Depuis 170 ans, le modèle de Taylor et Ford repose sur une approche scientifique du management et de l’organisation. Il s’agit de « faire de mieux en mieux ce que l’on sait faire » en séparant l’encadrement qui réfléchit, détermine les procédures et dicte les règles, des ouvriers de moins en moins qualifiés et cantonnés à appliquer les consignes sans réfléchir. Il faut faire mieux que ses concurrents en optimisant la création de valeur ajoutée et bénéficier ainsi d’avantages compétitifs.

Mais ce paradigme ne fonctionne que si la concurrence est loyale et que tous les acteurs sont soumis aux mêmes règles du jeu. L’arrivée de nouveaux producteurs issus de pays émergents et travaillant à des coûts salariaux moindres a bouleversé la donne. Pourquoi s’échiner à optimiser ses procédés pour gagner quelques points de marge alors que le coût de la main d’œuvre des concurrents est 2 ou 3 fois plus faible ?

En 1994, avec l’arrivée des produits made in China, les experts et consultants ont vendu aux entreprises le concept de qualité totale et les normes ISO comme remèdes à la perte de compétitivité des économies occidentales.
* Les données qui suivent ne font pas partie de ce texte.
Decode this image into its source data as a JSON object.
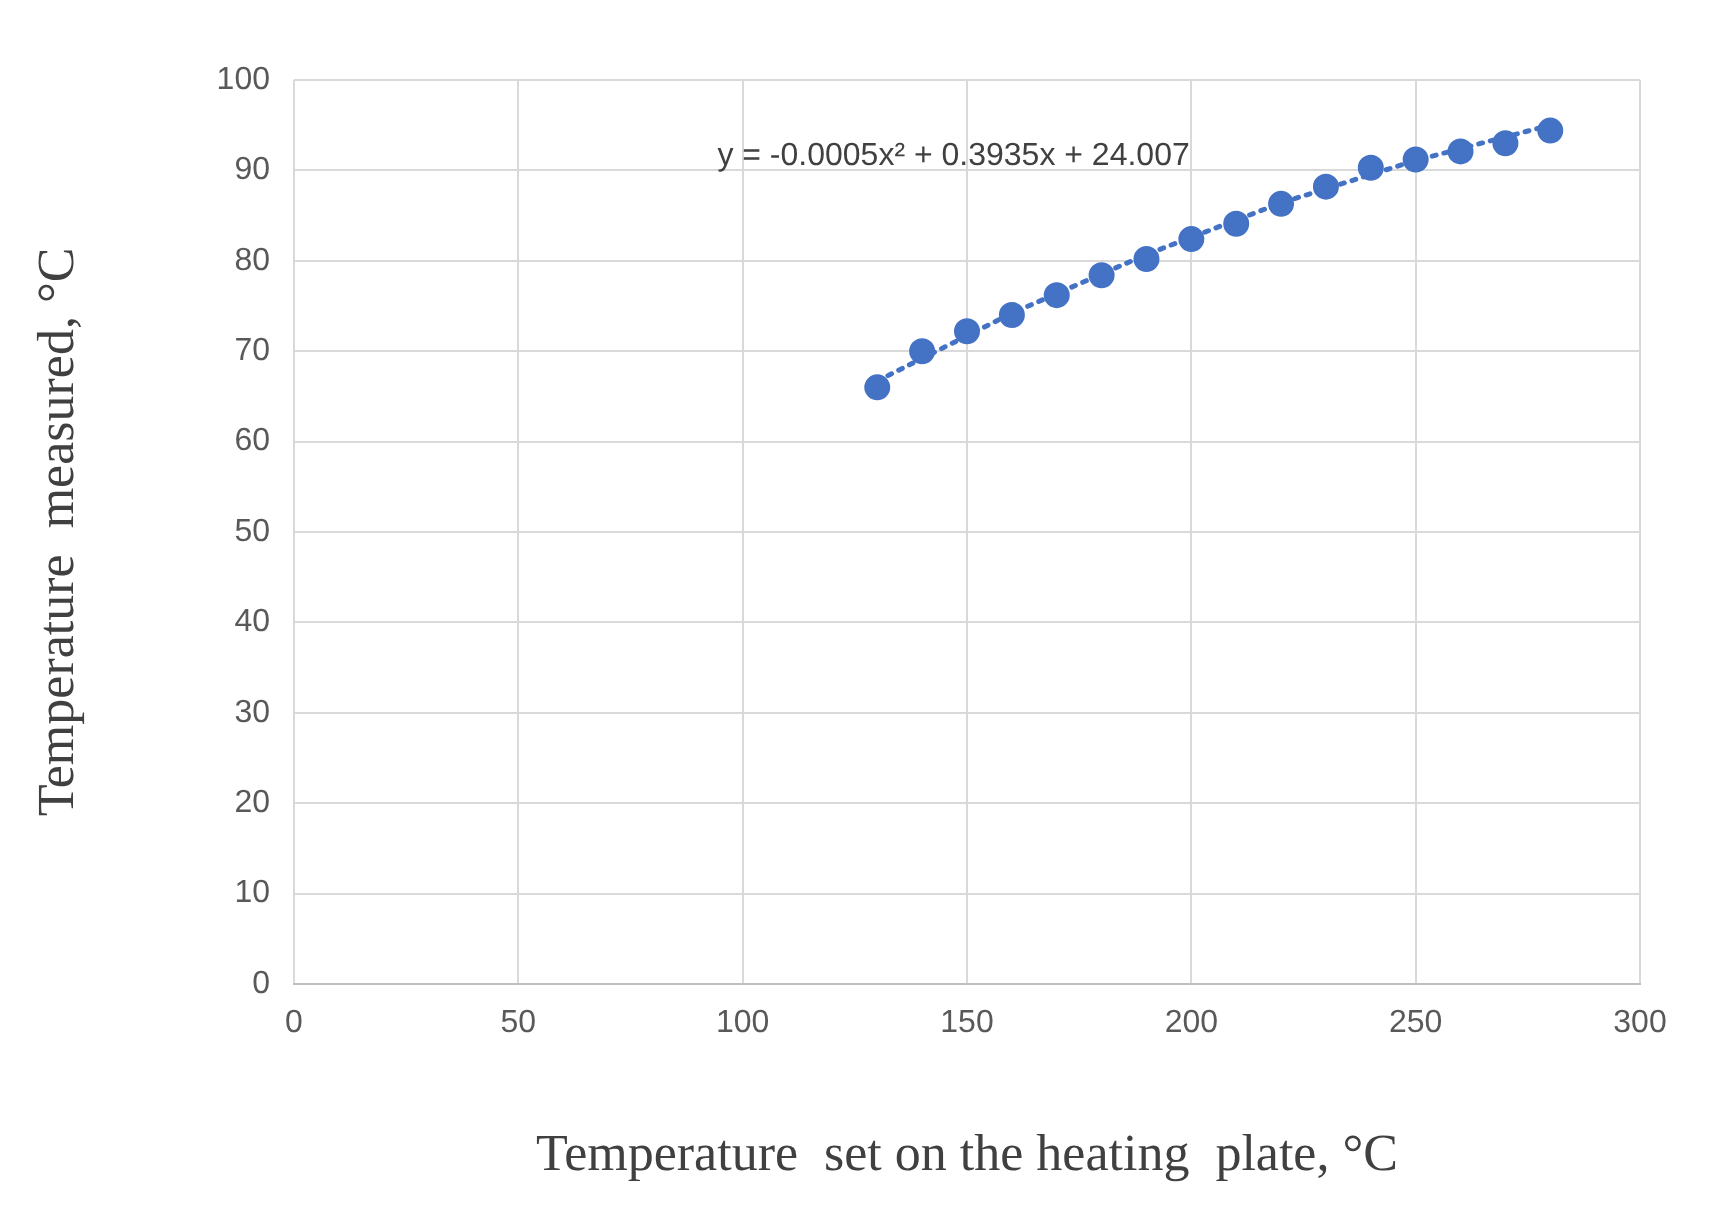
{
  "chart_data": {
    "type": "scatter",
    "xlabel": "Temperature  set on the heating  plate, °C",
    "ylabel": "Temperature  measured, °C",
    "x": [
      130,
      140,
      150,
      160,
      170,
      180,
      190,
      200,
      210,
      220,
      230,
      240,
      250,
      260,
      270,
      280
    ],
    "series": [
      {
        "color": "#4472c4",
        "values": [
          66,
          70,
          72.2,
          74,
          76.2,
          78.4,
          80.2,
          82.4,
          84.1,
          86.3,
          88.2,
          90.3,
          91.2,
          92.1,
          93,
          94.4
        ],
        "marker": "circle"
      },
      {
        "type": "line",
        "color": "#4472c4",
        "line_style": "dotted",
        "marker": "none",
        "x": [
          130,
          160,
          190,
          220,
          250,
          280
        ],
        "values": [
          66.7,
          74.2,
          80.7,
          86.4,
          91.1,
          95
        ]
      }
    ],
    "xlim": [
      0,
      300
    ],
    "xticks": [
      0,
      50,
      100,
      150,
      200,
      250,
      300
    ],
    "ylim": [
      0,
      100
    ],
    "yticks": [
      0,
      10,
      20,
      30,
      40,
      50,
      60,
      70,
      80,
      90,
      100
    ],
    "grid": true,
    "legend": false,
    "annotations": [
      "y = -0.0005x² + 0.3935x + 24.007"
    ]
  }
}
Il s’agissait de mobiliser les équipes autour de la notion du travail bien fait. L’intention était louable et il était difficile de ne pas y adhérer. Mais les normes et les processus créent lourdeur et rigidité et réduisent la capacité d’adaptation aux mutations en formatant les esprits : pourquoi explorer les chemins de traverse quand la route est strictement balisée sans aucune possibilité de s’en écarter. La qualité poussée à son paroxysme et l’excellence sont souvent des négations de l’intelligence qui poussent le management à l’autoritarisme, alors que souplesse, agilité et flexibilité deviennent des vertus cardinales. Malgré l’assurance de faire un travail de qualité, nombre d’entreprises ont périclité (mais en « bon ordre ») puis disparu, car elles n’ont pas su, pour rebondir, réfléchir d’une manière disruptive sur leur métier. La qualité comme méthode de management est l’expression d’une vision qui s’essouffle et peut même empêcher l’émergence de nouvelles formes d’organisation.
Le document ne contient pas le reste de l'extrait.